En fait, non seulement le récit de Gn 2 et 3 ne donne pas de réponse à la question de l’origine du mal, mais il critique radicalement la recherche d’une réponse : c’est précisément d’avoir voulu connaître le bien et le mal, d’avoir voulu acquérir une connaissance illusoire sur le mal et peut-être sur son origine, qui conduit à une situation délicate et bien loin du projet initial de cultiver le jardin confié par Dieu. Prétendre savoir ce qui est bien ou mal, d’où vient le bien et d’où vient le mal, c’est séduisant parce que cela semble nous proposer une sécurité face à un mal flottant, menaçant de faire irruption n’importe où n’importe quand, sans qu’on lui trouve un sens. Mais c’est se placer comme référence du monde qui nous entoure, à la place de Dieu, et donc couper toute possibilité de relation avec l’autre, avec le monde et avec Dieu. Et cela ne protège malheureusement pas du mal ni du malheur… on pourrait presque dire « bien au contraire ».
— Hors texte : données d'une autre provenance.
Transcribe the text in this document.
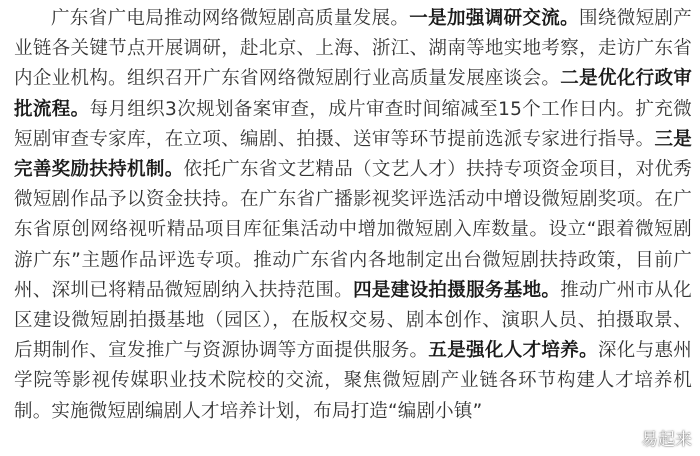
广东省广电局推动网络微短剧高质量发展。一是加强调研交流。围绕微短剧产业链各关键节点开展调研，赴北京、上海、浙江、湖南等地实地考察，走访广东省内企业机构。组织召开广东省网络微短剧行业高质量发展座谈会。二是优化行政审批流程。每月组织3次规划备案审查，成片审查时间缩减至15个工作日内。扩充微短剧审查专家库，在立项、编剧、拍摄、送审等环节提前选派专家进行指导。三是完善奖励扶持机制。依托广东省文艺精品（文艺人才）扶持专项资金项目，对优秀微短剧作品予以资金扶持。在广东省广播影视奖评选活动中增设微短剧奖项。在广东省原创网络视听精品项目库征集活动中增加微短剧入库数量。设立“跟着微短剧游广东”主题作品评选专项。推动广东省内各地制定出台微短剧扶持政策，目前广州、深圳已将精品微短剧纳入扶持范围。四是建设拍摄服务基地。推动广州市从化区建设微短剧拍摄基地（园区），在版权交易、剧本创作、演职人员、拍摄取景、后期制作、宣发推广与资源协调等方面提供服务。五是强化人才培养。深化与惠州学院等影视传媒职业技术院校的交流，聚焦微短剧产业链各环节构建人才培养机制。实施微短剧编剧人才培养计划，布局打造“编剧小镇”

易起来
S’il n’y a pas de réponse souhaitable à la question de l’origine du mal, le récit de Gn 2 et 3 propose par contre de chercher comment faire avec la présence du mal et propose comme voie la restauration de la confiance. Le serpent, pour une raison inconnue, semble se méfier des intentions de Dieu, et transmet sa méfiance à la femme d’abord, et à travers elle à l’homme. Dans les questions qu’il pose, l’Eternel Dieu ne cherche pas un coupable à punir, il cherche à comprendre d’où vient la perte de confiance. Puis il semble renoncer même à cela, abandonnant les questions et l’enquête pour se tourner vers ce qui vient maintenant : vivre avec ce qui s’est passé. « le mal, disait Ricoeur, c’est ce contre quoi on lutte quand on a renoncé à l’expliquer ». Il replace chaque être à sa place : le serpent parmi les animaux et non en égal des êtres humains, les humains comme créatures interdépendantes et non comme égales de Dieu. Il dépouille le serpent de ses moyens de déplacement, il invite la femme à le combattre vigoureusement, avec la promesse que son combat portera du fruit, tout comme celui de l’homme.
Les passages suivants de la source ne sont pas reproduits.